Changes include new information about risks associated with Tivicay during pregnancy and a removal of older drugs owing to toxicities.
The Department of Health and Human Services has revised its pediatric HIV treatment guidelines as follows:
- As a result of recent research indicating an apparent association between the use of Tivicay (dolutegravir) during conception and an increase in the risk of neural tube defects in newborns, care providers are now advised to discuss this potential risk with their patients.

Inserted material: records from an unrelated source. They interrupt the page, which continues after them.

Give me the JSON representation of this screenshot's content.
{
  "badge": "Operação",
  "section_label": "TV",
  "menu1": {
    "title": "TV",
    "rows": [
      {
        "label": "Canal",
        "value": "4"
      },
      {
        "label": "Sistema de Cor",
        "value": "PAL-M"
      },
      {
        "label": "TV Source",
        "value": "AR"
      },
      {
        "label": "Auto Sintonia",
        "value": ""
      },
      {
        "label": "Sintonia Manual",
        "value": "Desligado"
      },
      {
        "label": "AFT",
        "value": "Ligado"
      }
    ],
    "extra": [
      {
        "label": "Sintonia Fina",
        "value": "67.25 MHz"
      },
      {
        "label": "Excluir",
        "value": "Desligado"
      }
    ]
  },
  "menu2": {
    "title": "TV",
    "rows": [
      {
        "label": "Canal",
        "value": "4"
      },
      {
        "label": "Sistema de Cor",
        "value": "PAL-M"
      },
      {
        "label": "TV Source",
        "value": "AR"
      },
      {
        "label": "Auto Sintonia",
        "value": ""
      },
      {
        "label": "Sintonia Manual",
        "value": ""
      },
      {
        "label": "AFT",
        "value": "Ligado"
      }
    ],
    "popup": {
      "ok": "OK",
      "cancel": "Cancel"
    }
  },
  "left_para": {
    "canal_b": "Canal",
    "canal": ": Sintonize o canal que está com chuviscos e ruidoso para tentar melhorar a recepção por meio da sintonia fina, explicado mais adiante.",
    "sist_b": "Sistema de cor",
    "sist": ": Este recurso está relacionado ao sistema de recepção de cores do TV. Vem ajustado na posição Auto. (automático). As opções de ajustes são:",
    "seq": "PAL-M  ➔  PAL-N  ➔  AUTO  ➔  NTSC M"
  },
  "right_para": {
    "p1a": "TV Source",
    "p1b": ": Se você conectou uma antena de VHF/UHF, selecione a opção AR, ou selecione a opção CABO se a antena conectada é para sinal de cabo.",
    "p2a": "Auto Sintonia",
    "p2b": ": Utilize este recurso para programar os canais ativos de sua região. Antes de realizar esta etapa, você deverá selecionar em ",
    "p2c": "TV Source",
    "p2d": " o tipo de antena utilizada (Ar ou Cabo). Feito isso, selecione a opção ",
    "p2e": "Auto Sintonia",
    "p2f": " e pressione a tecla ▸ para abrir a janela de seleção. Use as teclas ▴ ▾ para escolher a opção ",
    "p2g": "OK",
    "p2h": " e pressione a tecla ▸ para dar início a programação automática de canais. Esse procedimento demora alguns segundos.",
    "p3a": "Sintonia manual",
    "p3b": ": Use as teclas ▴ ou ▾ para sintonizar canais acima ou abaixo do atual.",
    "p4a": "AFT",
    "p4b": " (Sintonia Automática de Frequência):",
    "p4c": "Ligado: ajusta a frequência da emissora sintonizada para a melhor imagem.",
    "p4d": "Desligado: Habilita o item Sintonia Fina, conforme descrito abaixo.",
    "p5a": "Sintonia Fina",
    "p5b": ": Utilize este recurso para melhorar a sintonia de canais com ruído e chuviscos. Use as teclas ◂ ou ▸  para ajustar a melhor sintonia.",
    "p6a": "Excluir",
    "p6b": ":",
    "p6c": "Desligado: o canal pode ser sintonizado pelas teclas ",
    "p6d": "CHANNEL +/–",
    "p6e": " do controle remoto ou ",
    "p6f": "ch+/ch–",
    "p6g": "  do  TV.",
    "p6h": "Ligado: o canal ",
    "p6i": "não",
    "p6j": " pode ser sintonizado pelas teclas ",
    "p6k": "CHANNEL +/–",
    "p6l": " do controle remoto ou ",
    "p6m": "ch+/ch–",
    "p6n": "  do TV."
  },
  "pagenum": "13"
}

- A new boxed-panel recommendation supports starting antiretroviral (ARV) treatment in all infants and children with HIV who have not yet taken ARVs. Wording has been updated to recommend the rapid initiation of ARV treatment (within one to two weeks of diagnosis) among children between six and 12 weeks of age with Stage 3 HIV disease as well as an expedited discussion of medication adherence for children in this age group. For infants in this age range with less advanced HIV disease, clinicians should wait longer to fully assess and address adherence issues before starting them on treatment for the virus.
- New weight parameters have been added to the recommendations regarding which ARVs to use for the first-line treatment for children with HIV.
- The guidelines have removed some older ARVs as a result of unacceptable toxicities, inferior efficacy in suppressing HIV, a high pill burden, other drug-related concerns and a limited amount of pediatric data.
- All adolescents with HIV are now recommended to receive mental health and substance abuse screening.
- New pediatric data, including dosing information, as well as information about newly approved ARVs has been added to the drug sections regarding fixed-dose combination ARV tablets.